It can be difficult to demonstrate the importance of data visualization. The truth is that statistical analysis alone is insufficient to tell a complete (and true) story.
Developed by F.J. Anscombe in 1973, Anscombe’s Quartet consists of four datasets, each having identical summary statistics (mean, standard deviation, and correlation). This may incorrectly lead one to believe that the data being described by the datasets are similar. However, after visualizing the data, it becomes clear that the datasets are very different.
In this section, we examine the datasaurus_dozen data set available in the datasauRus library.
library(datasauRus)
library(dplyr)
library(ggplot2)
We begin by examining the basic structure of the data. Clearly, there is a data set label and a number of \(x\) and \(y\) values associated with the data sets.
head(datasaurus_dozen)
## # A tibble: 6 x 3
## dataset x y
## <chr> <dbl> <dbl>
## 1 dino 55.4 97.2
## 2 dino 51.5 96.0
## 3 dino 46.2 94.5
## 4 dino 42.8 91.4
## 5 dino 40.8 88.3
## 6 dino 38.7 84.9
In all, there are 13 unique data sets in this data all with \(x\) and \(y\) variables.
unique(datasaurus_dozen$dataset)
## [1] "dino" "away" "h_lines" "v_lines" "x_shape"
## [6] "star" "high_lines" "dots" "circle" "bullseye"
## [11] "slant_up" "slant_down" "wide_lines"

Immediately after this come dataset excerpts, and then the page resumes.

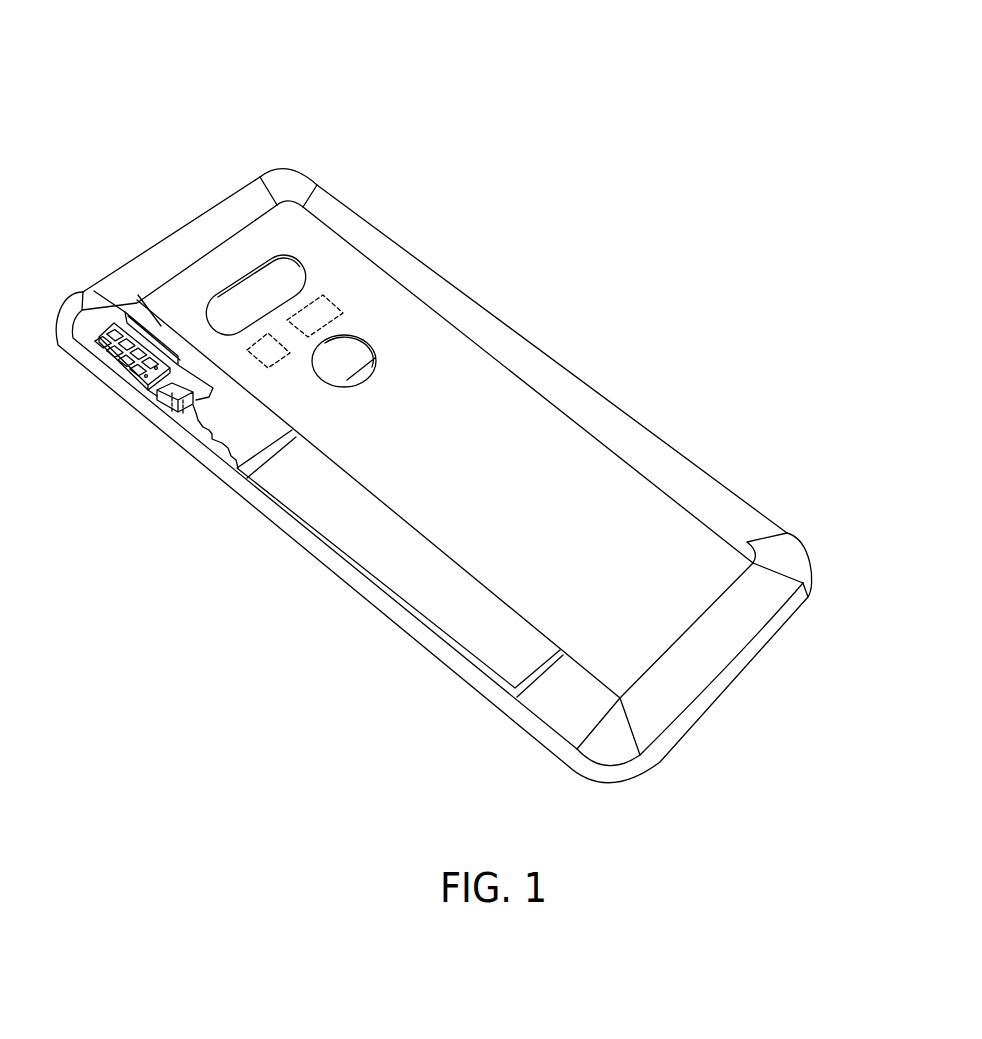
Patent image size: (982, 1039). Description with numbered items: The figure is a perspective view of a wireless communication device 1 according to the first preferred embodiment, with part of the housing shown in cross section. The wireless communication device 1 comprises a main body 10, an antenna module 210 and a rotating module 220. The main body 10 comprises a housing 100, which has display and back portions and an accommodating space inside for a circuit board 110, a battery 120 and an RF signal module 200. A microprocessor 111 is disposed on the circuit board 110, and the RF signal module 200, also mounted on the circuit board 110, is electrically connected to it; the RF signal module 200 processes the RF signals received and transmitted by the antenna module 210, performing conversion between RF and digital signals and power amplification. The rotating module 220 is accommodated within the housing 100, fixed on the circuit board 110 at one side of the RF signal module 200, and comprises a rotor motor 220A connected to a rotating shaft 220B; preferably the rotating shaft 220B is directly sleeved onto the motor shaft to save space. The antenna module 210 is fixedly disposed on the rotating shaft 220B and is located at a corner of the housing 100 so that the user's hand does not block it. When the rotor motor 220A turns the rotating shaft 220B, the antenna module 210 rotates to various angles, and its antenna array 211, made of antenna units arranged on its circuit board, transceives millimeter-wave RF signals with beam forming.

The wireless communication device 1 is at (107, 44).
The main body 10 is at (478, 67).
The housing 100 is at (287, 168).
The circuit board 110 is at (247, 425).
The microprocessor 111 is at (326, 312).
The battery 120 is at (323, 513).
The RF signal module 200 is at (252, 350).
The antenna module 210 is at (108, 333).
The antenna array 211 is at (100, 345).
The rotating module 220 is at (173, 395).
The rotor motor 220A is at (185, 410).
The rotating shaft 220B is at (157, 385).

We will now summarize the data for each data set.
datasaurus_dozen %>%
group_by(dataset) %>%
summarize(
mean_x = mean(x),
mean_y = mean(y),
std_dev_x = sd(x),
std_dev_y = sd(y),
corr_x_y = cor(x, y)
)
## # A tibble: 13 x 6
## dataset mean_x mean_y std_dev_x std_dev_y corr_x_y
## <chr> <dbl> <dbl> <dbl> <dbl> <dbl>
## 1 away 54.3 47.8 16.8 26.9 -0.0641
## 2 bullseye 54.3 47.8 16.8 26.9 -0.0686
## 3 circle 54.3 47.8 16.8 26.9 -0.0683
## 4 dino 54.3 47.8 16.8 26.9 -0.0645
## 5 dots 54.3 47.8 16.8 26.9 -0.0603
## 6 h_lines 54.3 47.8 16.8 26.9 -0.0617
## 7 high_lines 54.3 47.8 16.8 26.9 -0.0685
## 8 slant_down 54.3 47.8 16.8 26.9 -0.0690
## 9 slant_up 54.3 47.8 16.8 26.9 -0.0686
## 10 star 54.3 47.8 16.8 26.9 -0.0630
## 11 v_lines 54.3 47.8 16.8 26.9 -0.0694
## 12 wide_lines 54.3 47.8 16.8 26.9 -0.0666
## 13 x_shape 54.3 47.8 16.8 26.9 -0.0656
Quickly, we notice that each data set has the same mean \(x\), mean \(y\), standard deviation of \(x\), standard deviation of \(y\) and correlation between \(x\) and \(y\).
We plot the data below. Notice that the diagrams are each quite unique - far more dissimilar than the initial summary statistics would suggest.
ggplot(datasaurus_dozen, aes(x=x, y=y, colour=dataset))+
geom_point()+
theme_void()+
theme(legend.position = "none")+
facet_wrap(~dataset, ncol=3)
Matejka, J. & Fitzmaurice, G. (2017). Same Stats, Different Graphs: Generating Datasets with Varied Appearance and Identical Statistics through Simulated Annealing. Proceedings of the 2017 CHI Conference on Human Factors in Computing Systems - CHI textquotesingle17, : ACM Press.